Balogun foi expulso na vitória dos EUA por 2 a 0 sobre a Bósnia, após pisar no tornozelo de um zagueiro adversário. O cartão vermelho gerou suspensão automática para as oitavas de final contra a Bélgica. Trump, porém, discordou da decisão: ‘Não achei que tivesse sido falta. Ele é um dos nossos melhores jogadores’.
O pedido de Trump surtiu efeito. No domingo, a Fifa anunciou que a suspensão foi adiada e Balogun está liberado para enfrentar os belgas. É a primeira vez desde 1962 que a entidade permite um jogador suspenso atuar. A decisão irritou a Uefa, que classificou a medida como ‘sem precedentes e incompreensível’.
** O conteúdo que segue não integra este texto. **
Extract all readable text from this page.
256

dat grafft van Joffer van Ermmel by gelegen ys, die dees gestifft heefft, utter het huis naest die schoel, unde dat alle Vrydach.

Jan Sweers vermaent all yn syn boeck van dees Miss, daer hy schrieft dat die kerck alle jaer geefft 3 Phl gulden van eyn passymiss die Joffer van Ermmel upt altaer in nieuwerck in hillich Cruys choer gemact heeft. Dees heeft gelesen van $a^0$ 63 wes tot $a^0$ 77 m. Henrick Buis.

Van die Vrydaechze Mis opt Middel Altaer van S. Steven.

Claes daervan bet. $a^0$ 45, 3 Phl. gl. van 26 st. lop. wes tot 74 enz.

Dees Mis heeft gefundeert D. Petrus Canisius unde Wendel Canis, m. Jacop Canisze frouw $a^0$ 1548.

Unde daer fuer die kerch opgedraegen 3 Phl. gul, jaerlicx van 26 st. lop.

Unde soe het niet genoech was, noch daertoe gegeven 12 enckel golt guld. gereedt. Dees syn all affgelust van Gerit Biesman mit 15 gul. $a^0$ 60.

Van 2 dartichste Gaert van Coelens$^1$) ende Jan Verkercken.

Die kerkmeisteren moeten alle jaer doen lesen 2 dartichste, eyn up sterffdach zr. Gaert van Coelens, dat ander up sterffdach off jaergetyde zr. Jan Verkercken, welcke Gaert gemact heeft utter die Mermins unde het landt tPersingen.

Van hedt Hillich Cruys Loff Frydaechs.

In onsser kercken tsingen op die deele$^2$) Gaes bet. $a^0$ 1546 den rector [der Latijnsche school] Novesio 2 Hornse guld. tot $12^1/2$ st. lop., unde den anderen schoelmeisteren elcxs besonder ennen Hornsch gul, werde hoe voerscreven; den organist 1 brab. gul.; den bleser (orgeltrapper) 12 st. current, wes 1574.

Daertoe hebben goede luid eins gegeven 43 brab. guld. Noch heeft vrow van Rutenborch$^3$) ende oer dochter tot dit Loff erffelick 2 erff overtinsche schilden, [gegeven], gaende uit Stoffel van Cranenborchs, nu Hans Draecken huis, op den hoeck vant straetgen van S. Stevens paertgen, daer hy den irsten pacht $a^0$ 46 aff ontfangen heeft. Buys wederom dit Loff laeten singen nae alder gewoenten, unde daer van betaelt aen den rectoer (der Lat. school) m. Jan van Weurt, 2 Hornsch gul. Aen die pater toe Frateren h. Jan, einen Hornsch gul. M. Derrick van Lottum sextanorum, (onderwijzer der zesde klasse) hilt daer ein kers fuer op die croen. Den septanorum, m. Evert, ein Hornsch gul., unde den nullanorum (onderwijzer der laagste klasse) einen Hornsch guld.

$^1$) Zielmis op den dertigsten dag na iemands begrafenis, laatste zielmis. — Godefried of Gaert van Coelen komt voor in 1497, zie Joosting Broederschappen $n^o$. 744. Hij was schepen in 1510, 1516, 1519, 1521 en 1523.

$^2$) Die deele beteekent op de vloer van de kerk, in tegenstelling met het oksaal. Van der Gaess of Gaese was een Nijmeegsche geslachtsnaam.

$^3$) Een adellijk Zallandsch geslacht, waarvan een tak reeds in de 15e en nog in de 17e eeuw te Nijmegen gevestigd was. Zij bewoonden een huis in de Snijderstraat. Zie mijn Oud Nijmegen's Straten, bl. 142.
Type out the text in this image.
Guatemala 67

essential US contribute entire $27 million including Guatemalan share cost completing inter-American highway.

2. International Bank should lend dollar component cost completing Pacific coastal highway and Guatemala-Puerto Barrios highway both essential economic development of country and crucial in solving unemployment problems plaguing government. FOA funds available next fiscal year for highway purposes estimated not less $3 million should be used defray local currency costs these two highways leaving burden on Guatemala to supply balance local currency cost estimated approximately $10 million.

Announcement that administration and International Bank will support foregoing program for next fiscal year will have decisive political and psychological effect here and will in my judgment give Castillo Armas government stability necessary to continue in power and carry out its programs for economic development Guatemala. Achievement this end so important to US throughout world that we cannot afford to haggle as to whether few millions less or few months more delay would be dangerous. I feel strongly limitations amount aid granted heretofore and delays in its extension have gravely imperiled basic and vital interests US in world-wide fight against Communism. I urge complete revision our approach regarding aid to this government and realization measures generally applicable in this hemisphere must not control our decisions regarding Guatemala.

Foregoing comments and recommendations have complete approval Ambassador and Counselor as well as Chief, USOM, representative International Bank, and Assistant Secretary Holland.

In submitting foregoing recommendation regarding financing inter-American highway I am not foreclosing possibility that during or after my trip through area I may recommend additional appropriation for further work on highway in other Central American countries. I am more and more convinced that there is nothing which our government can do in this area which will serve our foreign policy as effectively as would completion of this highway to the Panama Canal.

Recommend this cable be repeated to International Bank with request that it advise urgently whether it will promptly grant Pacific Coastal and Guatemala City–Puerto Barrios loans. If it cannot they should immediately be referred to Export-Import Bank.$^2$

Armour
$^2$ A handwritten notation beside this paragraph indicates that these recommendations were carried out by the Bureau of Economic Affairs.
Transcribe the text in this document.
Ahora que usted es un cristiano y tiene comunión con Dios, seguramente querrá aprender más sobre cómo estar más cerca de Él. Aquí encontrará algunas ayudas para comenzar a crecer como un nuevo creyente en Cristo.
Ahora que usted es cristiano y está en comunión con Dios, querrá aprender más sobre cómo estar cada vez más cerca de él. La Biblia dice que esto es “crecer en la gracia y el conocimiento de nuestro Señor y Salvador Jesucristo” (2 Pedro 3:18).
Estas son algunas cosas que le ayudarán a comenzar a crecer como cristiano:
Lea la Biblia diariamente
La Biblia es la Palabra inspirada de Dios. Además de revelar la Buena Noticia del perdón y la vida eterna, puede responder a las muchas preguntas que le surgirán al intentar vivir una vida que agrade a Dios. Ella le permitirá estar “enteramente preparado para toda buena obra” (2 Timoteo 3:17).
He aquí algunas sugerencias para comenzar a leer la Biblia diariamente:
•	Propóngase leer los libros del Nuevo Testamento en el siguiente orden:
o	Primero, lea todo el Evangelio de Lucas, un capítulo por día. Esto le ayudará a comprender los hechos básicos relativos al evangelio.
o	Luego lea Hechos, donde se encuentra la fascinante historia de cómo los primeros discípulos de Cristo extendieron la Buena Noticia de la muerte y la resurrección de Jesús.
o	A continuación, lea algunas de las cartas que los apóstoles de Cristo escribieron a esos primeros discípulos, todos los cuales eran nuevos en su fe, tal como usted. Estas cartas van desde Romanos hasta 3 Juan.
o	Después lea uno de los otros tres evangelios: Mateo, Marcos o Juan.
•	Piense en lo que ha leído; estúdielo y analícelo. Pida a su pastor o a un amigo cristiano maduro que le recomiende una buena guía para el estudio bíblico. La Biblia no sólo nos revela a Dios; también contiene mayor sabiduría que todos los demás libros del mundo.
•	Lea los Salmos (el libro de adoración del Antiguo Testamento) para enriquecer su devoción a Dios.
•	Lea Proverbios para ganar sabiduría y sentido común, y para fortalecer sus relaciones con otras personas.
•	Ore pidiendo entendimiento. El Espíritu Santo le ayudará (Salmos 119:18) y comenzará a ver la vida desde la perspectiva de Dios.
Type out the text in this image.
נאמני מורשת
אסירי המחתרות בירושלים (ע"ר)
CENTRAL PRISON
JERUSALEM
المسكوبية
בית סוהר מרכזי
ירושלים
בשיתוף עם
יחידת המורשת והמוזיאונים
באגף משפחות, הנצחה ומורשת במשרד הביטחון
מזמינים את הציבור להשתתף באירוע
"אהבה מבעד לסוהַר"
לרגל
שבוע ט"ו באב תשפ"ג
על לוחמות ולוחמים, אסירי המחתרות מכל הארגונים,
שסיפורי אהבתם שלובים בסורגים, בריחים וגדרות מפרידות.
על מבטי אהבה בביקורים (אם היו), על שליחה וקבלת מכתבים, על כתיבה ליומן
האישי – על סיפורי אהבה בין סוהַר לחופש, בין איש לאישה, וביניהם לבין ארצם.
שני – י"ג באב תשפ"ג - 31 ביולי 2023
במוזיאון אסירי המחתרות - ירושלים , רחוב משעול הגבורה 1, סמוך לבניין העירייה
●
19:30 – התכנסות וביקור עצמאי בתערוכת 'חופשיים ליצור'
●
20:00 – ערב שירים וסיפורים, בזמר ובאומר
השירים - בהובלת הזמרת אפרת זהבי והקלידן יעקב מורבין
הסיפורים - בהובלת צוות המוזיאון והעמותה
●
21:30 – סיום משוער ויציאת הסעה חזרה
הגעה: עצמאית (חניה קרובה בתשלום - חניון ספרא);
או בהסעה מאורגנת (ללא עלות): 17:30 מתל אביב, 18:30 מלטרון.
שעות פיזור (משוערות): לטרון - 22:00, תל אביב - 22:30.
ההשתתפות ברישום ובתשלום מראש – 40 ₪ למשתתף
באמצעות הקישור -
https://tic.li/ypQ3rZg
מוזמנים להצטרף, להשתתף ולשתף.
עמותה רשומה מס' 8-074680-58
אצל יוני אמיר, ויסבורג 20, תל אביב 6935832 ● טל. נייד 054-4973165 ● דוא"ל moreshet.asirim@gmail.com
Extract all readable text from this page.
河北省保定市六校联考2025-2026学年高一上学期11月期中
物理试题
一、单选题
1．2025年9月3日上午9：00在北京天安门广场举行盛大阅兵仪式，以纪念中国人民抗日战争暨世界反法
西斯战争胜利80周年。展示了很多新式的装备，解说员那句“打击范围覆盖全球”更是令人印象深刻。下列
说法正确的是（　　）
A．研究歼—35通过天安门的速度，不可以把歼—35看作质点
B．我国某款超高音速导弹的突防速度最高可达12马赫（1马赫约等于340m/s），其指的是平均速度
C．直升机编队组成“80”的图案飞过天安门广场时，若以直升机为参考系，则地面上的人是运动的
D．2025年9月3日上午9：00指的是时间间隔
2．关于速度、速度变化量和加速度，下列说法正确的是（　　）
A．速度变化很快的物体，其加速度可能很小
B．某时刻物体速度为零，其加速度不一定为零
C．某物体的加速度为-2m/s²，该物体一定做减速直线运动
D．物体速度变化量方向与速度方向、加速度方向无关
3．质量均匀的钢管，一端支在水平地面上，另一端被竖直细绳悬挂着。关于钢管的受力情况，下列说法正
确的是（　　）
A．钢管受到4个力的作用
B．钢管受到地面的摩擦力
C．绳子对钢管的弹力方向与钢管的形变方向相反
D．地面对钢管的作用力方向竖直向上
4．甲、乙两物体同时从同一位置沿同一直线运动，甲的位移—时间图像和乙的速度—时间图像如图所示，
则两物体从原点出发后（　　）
Trump não se limitou ao pedido. Ele atacou diretamente Claus: ‘Esse árbitro tem um passado suspeito. Fez uma marcação que ninguém acreditou’. A CBF, por sua vez, saiu em defesa do juiz. Em nota, afirmou que Claus ‘é reconhecido mundialmente como um dos melhores e tem conduta ética exemplar’.
Infantino se pronunciou, destacando que a decisão foi do Comitê Disciplinar, que atua com independência. Mas a polêmica está armada: será que o ‘jeitinho’ de Trump funcionou ou a justiça esportiva foi driblada?